M.Sc Student | Baransi Akram |
---|---|
Subject | Best Empirical Sampled Average - BESA - an Algorithm for the Multi-Armed Bandits |
Department | Department of Electrical Engineering | Supervisor | Professor Shie Mannor |
Full Thesis text | ![]() |
The
stochastic multi-armed bandit problem is a popular model of the
exploration-exploitation trade-off in sequential decision problems. We introduce a simple novel algorithm, called Best
Empirical Sampled Average (BESA), that is based on sub-sampling. Despite its simplicity,
we show that the algorithm demonstrates excellent empirical performances
against the state-of-the-art algorithms,
including Thompson sampling and KL-UCB. The
algorithm is very flexible, it does need to know neither the set of reward
distributions in advance nor the range of
the rewards. It is not restricted to Bernoulli distributions and is also
invariant under rescaling of the rewards.
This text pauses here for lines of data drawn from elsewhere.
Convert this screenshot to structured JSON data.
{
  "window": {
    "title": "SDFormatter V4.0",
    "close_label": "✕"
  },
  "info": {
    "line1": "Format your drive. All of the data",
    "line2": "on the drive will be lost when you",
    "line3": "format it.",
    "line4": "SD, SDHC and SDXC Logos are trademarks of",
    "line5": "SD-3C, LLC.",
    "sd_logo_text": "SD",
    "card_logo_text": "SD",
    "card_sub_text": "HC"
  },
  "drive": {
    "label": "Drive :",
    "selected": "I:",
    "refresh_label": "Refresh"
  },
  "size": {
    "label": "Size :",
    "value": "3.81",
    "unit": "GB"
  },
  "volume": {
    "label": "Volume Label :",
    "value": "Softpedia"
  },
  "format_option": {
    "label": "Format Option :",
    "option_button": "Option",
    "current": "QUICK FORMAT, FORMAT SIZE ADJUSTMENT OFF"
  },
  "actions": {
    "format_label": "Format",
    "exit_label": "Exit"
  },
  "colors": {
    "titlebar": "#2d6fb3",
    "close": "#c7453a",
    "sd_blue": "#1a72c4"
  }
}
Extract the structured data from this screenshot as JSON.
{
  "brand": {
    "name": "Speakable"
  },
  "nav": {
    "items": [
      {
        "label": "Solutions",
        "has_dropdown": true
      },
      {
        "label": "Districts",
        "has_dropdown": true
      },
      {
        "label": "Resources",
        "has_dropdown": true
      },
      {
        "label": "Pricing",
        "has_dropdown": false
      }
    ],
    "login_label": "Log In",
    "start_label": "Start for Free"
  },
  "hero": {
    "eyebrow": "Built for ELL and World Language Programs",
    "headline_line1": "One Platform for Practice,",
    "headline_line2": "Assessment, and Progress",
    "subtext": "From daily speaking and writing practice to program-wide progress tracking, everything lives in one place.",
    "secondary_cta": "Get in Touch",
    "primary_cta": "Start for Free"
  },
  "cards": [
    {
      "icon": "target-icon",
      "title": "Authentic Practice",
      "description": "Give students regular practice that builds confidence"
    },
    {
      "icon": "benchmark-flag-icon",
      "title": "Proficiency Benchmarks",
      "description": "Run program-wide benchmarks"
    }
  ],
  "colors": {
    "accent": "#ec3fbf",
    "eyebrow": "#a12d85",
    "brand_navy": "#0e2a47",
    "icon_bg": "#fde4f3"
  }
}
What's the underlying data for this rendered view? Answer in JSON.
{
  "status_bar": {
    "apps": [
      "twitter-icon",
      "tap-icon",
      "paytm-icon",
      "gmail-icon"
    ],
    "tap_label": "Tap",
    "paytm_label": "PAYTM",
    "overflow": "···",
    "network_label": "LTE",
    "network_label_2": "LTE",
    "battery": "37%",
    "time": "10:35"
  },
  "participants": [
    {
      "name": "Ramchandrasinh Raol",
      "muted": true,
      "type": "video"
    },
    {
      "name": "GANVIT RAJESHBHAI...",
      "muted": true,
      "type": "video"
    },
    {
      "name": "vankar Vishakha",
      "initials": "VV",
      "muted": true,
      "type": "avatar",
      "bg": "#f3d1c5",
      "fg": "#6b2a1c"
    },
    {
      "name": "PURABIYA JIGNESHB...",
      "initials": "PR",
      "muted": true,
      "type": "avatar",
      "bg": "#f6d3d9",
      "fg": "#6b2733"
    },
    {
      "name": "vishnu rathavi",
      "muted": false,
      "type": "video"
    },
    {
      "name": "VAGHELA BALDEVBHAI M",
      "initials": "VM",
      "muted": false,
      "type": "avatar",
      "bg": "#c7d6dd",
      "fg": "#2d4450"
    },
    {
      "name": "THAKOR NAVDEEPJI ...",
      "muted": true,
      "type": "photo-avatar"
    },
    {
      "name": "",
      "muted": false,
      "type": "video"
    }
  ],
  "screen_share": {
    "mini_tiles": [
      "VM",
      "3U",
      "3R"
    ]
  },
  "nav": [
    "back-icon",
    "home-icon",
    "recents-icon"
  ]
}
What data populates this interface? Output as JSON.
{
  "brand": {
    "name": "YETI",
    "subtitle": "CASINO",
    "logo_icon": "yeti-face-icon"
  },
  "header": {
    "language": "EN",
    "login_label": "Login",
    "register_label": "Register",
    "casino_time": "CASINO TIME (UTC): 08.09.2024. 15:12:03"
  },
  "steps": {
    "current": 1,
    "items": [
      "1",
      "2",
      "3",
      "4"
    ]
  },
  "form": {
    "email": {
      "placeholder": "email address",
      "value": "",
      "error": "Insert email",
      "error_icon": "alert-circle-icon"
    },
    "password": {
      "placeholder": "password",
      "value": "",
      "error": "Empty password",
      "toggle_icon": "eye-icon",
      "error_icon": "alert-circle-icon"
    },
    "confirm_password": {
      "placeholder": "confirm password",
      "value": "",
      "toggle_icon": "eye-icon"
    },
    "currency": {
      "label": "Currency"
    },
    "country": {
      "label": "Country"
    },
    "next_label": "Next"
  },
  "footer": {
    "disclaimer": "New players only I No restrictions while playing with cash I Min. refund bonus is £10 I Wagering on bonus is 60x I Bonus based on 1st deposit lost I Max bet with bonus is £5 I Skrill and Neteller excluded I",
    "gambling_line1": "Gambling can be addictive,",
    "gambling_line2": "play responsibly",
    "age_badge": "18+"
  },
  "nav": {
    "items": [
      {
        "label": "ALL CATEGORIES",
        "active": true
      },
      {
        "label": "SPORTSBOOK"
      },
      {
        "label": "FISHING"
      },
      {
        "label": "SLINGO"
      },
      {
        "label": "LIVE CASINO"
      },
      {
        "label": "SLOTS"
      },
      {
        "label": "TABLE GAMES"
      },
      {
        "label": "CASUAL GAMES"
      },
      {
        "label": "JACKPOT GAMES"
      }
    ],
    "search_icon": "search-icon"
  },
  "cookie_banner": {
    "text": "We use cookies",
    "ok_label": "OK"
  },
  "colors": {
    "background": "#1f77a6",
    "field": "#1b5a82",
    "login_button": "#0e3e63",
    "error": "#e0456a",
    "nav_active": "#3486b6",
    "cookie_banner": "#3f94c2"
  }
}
We
provide a detailed experimental study comparing the algorithm to the state of
the art algorithms in a several cases, the
main intuition that explains the striking results, and conclude with a finite-time regret analysis for
this algorithm in the simplified two-arm
bandit setting.
The stochastic multi-armed bandit problem is a
special case of the contextual stochastic multi-armed bandit problem, in which
the contexts set is of size one. We propose
an augmentation for the BESA algorithm to deal with the contextual multi-armed
bandit problem. The augmented algorithm is
similar in its spirit to the BESA algorithm, i.e. based on sub-sampling, but it
sub samples from contexts in the small neighborhood of the current context
and uses a weight function to give a weight for
each sample based on its distance from the current context, we provide an experimental study for the contextual
arms, and explain the intuition behind the proposed augmentation.